Sigue probando corriente por distintos sectores. Llega a la caja de electricidad que está en el primer piso. Nota que allí hay corriente y que los cables de nuestro departamento están desconectados.  Repite “Julieta, todo esto es muy raro” pero esta vez agrega “acá hubo maldad”. Explica la función de cada cable y me dice que va tratar de hacer un arreglo. Completa: “la verdad que ustedes tienen timbre de casualidad, casi un milagro diría”.
Yo le sigo todos los pasos, trato de ayudarlo y él dice, ya más tranquilo, que podría ser su asistente. Hace todas las conexiones necesarias y volvemos a subir a nuestro departamento para probar. “Estás rezando conmigo, no?”, me pregunta. Sonrío y hago que sí con la cabeza.
Vuelve a probar el aparato, se escuchan ruidos. Le cambian la cara. “Escuchás? ESTO ES LA CALLE”, dice con los ojos bien abiertos como si pudiera saber, de pronto, todo lo que ocurre en el mundo. Yo vuelvo a sonreír y le digo “bien, vamos mejor de lo que imaginábamos, no hay que cambiar los cables”. El sentimiento de equipo lo invade al señor Roberto. Me pone su mano para que le choque los cinco y, enseguida, apunta a su mejilla sonriente y me dice “vení y dame un beso”. Yo que hago? Sí, obvio, le doy un beso en el cachete. Me estoy riendo y él me dice “no es de viejo atrevido eh, es porque esto hay que festejarlo”. Tiene cara de absoluta felicidad.

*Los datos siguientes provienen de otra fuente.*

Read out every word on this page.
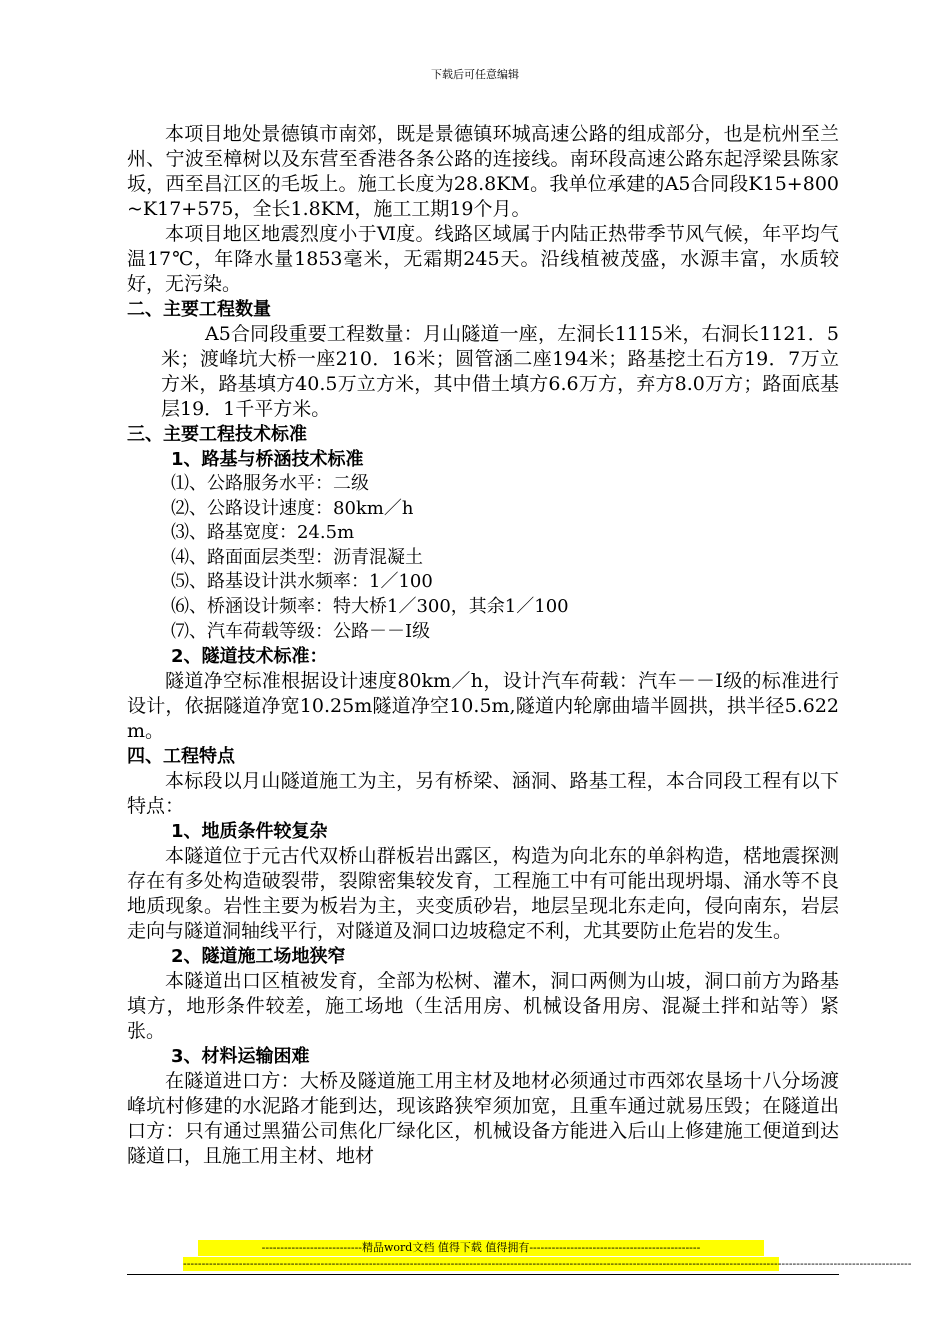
下载后可任意编辑

本项目地处景德镇市南郊，既是景德镇环城高速公路的组成部分，也是杭州至兰州、宁波至樟树以及东营至香港各条公路的连接线。南环段高速公路东起浮梁县陈家坂，西至昌江区的毛坂上。施工长度为28.8KM。我单位承建的A5合同段K15+800~K17+575，全长1.8KM，施工工期19个月。

本项目地区地震烈度小于Ⅵ度。线路区域属于内陆正热带季节风气候，年平均气温17℃，年降水量1853毫米，无霜期245天。沿线植被茂盛，水源丰富，水质较好，无污染。

二、主要工程数量

A5合同段重要工程数量：月山隧道一座，左洞长1115米，右洞长1121．5米；渡峰坑大桥一座210．16米；圆管涵二座194米；路基挖土石方19．7万立方米，路基填方40.5万立方米，其中借土填方6.6万方，弃方8.0万方；路面底基层19．1千平方米。

三、主要工程技术标准

1、路基与桥涵技术标准

⑴、公路服务水平：二级

⑵、公路设计速度：80km／h

⑶、路基宽度：24.5m

⑷、路面面层类型：沥青混凝土

⑸、路基设计洪水频率：1／100

⑹、桥涵设计频率：特大桥1／300，其余1／100

⑺、汽车荷载等级：公路－－Ⅰ级

2、隧道技术标准：

隧道净空标准根据设计速度80km／h，设计汽车荷载：汽车－－Ⅰ级的标准进行设计，依据隧道净宽10.25m隧道净空10.5m,隧道内轮廓曲墙半圆拱，拱半径5.622m。

四、工程特点

本标段以月山隧道施工为主，另有桥梁、涵洞、路基工程，本合同段工程有以下特点：

1、地质条件较复杂

本隧道位于元古代双桥山群板岩出露区，构造为向北东的单斜构造，楛地震探测存在有多处构造破裂带，裂隙密集较发育，工程施工中有可能出现坍塌、涌水等不良地质现象。岩性主要为板岩为主，夹变质砂岩，地层呈现北东走向，侵向南东，岩层走向与隧道洞轴线平行，对隧道及洞口边坡稳定不利，尤其要防止危岩的发生。

2、隧道施工场地狭窄

本隧道出口区植被发育，全部为松树、灌木，洞口两侧为山坡，洞口前方为路基填方，地形条件较差，施工场地（生活用房、机械设备用房、混凝土拌和站等）紧张。

3、材料运输困难

在隧道进口方：大桥及隧道施工用主材及地材必须通过市西郊农垦场十八分场渡峰坑村修建的水泥路才能到达，现该路狭窄须加宽，且重车通过就易压毁；在隧道出口方：只有通过黑猫公司焦化厂绿化区，机械设备方能进入后山上修建施工便道到达隧道口，且施工用主材、地材

---------------------------精品word文档 值得下载 值得拥有----------------------------------------------
----------------------------------------------------------------------------------------------------------------------------------------------------------------------------------------------------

Termina su trabajo, se lo nota satisfecho. Su camisa está manchada de transpiración debajo de los brazos. Le pregunto cuanto es y pido que me haga una factura para presentar a la administración del consorcio. Él me dice cuanto es y me ofrece poner 50 pesos de más así me quedo con la plata. Mi negación con ojos y cuello le da un poco de vergüenza. En tono arrepentido dice “yo hago esto con los administradores en general pero mejor que te lleves bien con los vecinos, entonces”.
Lo acompaño hasta la puerta de abajo, nos saludamos y antes de irse me avisa “espero a que subas y vuelvo a tocar el timbre para probar”. Subo las escaleras relativamente rápido, como siempre. No llego a entrar a casa y escucho el timbrazo. Atiendo y se escucha la calle, se escucha el señor Roberto preguntándome si está todo bien. Yo le digo que sí, que quedó perfecto. Él se despide contento, tarareando “vaaaamos Julietaaaa, vaaaamos Julietaaaa”.